Any suggestion on which strategy should I use in my data?
Further clustering should not be necessary. I would also discourage relying on the reference OTU taxonomy — this will be the closest match taxonomy, but not necessary the correct one (i.e., other close hits could exist that have different taxonomic assignments).
I would recommend this approach.
That’s true but it’s not absolutely essential (in my experience it only provides a slight increase in accuracy). The full-length amplicon or 16S rRNA gene subdomain is usually sufficient. E.g., if you are using V4 reads, you can use the pre-trained V4 classifiers that we provide here without needing to train/trim your own. If you are using a different primer set or non-16S data, you should train your own classifier.
You can check out this preprint for now. All are pretty similar with optimal parameter settings, though classify-sklearn is slightly better than the others for 16S rRNA data.

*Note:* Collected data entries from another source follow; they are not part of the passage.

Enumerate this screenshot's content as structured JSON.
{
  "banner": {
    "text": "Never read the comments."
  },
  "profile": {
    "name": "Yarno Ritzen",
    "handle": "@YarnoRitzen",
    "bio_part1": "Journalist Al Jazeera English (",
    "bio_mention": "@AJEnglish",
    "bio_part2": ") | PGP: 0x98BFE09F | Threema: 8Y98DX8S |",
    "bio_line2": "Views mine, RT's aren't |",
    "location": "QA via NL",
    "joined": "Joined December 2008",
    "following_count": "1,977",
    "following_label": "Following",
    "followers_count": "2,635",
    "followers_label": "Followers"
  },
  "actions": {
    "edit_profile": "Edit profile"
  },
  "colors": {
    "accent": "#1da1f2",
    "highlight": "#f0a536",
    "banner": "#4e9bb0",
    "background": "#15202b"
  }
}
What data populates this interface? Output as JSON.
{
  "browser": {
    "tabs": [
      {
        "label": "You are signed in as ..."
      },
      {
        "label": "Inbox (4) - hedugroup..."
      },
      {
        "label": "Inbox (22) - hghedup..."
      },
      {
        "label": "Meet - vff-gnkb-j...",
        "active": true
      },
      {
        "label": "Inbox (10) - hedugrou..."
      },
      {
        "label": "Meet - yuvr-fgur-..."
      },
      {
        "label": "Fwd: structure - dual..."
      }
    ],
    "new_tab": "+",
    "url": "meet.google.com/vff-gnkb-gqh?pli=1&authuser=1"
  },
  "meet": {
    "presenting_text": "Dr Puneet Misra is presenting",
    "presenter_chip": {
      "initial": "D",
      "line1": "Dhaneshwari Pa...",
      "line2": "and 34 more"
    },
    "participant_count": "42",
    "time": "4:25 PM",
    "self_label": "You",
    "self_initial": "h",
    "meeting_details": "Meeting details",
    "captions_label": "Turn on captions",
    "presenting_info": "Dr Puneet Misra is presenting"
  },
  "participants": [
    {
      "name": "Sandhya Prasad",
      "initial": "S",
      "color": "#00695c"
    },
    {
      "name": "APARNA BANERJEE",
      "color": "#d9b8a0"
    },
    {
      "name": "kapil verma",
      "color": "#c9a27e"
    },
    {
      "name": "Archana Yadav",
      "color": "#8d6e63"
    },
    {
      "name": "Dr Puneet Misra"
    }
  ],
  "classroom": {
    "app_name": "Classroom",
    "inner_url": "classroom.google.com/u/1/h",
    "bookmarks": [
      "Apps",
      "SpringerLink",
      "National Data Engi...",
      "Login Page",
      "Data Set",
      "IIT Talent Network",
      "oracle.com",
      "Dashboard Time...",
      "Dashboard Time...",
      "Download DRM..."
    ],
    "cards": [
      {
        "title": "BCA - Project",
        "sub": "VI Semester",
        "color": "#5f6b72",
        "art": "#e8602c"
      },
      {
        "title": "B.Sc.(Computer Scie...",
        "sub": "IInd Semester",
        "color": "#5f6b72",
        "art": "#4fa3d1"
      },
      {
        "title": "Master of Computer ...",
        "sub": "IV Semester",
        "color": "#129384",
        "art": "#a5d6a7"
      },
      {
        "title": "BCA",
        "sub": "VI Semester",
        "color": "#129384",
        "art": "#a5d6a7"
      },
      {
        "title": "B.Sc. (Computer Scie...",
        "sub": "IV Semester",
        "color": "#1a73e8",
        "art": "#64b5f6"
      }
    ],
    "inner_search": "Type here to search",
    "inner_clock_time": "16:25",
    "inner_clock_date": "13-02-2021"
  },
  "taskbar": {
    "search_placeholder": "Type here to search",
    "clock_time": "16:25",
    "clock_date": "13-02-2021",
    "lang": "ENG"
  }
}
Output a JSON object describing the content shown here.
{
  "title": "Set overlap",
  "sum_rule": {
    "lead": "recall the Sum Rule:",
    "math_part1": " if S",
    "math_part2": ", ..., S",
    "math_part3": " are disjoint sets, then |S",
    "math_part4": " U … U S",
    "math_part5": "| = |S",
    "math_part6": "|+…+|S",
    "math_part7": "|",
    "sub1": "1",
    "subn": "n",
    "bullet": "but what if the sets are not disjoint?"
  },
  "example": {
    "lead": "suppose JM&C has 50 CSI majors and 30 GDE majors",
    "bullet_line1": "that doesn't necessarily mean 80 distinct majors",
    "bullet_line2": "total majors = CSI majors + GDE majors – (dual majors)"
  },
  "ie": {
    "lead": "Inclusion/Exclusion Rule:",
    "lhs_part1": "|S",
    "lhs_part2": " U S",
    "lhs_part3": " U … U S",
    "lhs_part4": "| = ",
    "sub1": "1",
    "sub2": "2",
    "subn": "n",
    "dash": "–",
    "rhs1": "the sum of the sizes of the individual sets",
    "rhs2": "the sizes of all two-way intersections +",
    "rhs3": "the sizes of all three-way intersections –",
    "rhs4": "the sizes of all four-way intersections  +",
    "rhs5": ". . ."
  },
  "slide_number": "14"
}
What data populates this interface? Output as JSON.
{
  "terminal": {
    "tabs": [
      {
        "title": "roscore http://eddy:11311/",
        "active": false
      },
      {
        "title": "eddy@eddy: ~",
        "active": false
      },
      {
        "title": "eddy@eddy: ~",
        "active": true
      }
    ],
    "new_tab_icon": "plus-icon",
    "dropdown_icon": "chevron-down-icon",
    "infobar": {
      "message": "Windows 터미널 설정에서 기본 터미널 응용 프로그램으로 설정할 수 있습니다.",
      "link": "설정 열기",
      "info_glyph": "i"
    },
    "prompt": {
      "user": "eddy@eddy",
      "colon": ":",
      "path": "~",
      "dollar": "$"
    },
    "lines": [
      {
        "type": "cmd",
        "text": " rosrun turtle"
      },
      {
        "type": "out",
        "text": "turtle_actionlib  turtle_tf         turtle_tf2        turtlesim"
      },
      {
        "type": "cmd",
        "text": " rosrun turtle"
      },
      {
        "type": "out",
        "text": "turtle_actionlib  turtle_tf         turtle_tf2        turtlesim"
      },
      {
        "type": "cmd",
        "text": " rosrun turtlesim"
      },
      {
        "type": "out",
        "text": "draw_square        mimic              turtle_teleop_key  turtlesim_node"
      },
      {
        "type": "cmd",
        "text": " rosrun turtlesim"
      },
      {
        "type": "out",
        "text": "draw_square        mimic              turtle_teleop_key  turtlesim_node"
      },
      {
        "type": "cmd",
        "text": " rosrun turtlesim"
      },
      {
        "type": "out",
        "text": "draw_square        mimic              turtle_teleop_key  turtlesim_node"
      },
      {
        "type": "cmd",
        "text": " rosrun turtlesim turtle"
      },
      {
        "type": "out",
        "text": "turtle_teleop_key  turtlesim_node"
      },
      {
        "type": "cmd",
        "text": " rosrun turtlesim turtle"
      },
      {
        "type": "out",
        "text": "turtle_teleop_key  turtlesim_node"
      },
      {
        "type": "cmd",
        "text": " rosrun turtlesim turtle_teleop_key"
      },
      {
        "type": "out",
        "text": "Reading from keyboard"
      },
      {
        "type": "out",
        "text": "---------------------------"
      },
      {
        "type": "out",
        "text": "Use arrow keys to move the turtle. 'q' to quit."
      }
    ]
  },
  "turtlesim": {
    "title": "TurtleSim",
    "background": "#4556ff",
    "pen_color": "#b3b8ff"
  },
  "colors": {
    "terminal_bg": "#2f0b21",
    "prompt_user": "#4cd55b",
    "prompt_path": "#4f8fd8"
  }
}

Thanks @Nicholas_Bokulich. I also want to want to compare qiime2 suggested pipeline (denosing by DADA2) with the pipeline previously used in qiime1 for curiosity. But I am not familiar with qiime1 pipeline since I started by qiime2. Do you know any work having done this?
Another thing I am confused is there is a trimming of sequence step in qiime2 tutorial but not in qiime1. Is there any reason for that? Or any way/method we can use to trim sequence by quality score like we did in qiime2 but not involving another processing?
I would strongly recommend sticking with denoising if you are just getting started in QIIME2 (as opposed to transitioning from QIIME1; many transition users are comfortable with OTU pipelines and/or need to process data for comparison to older results, but that does not sound like the case here)
If you do want to perform OTU picking in QIIME2, several methods (mirroring those supported in qiime1) are available in the q2-vsearch plugin. These should be accompanied by rigorous sequence quality filtering (see below) and chimera checking.
Sequences are usually trimmed in qiime1 during demultiplexing. DADA2 trims sequences to a set length but this is manually set by the user — qiime1 actually performs more what it sounds like you are describing, trimming sequences programmatically wherever quality begins to drop below a defined level (and hence sequences are of different lengths post-filtering)
qiime1-style quality filtering can be performed with the q2-quality-filter plugin. This step is not necessary if you are using DADA2, but is needed if you are using deblur or OTU picking. If passing these inputs to OTU picking in particular, see here for recommended parameter settings for q2-quality-filter (the defaults are minimal and more useful for following with q2-deblur for additional quality filtering).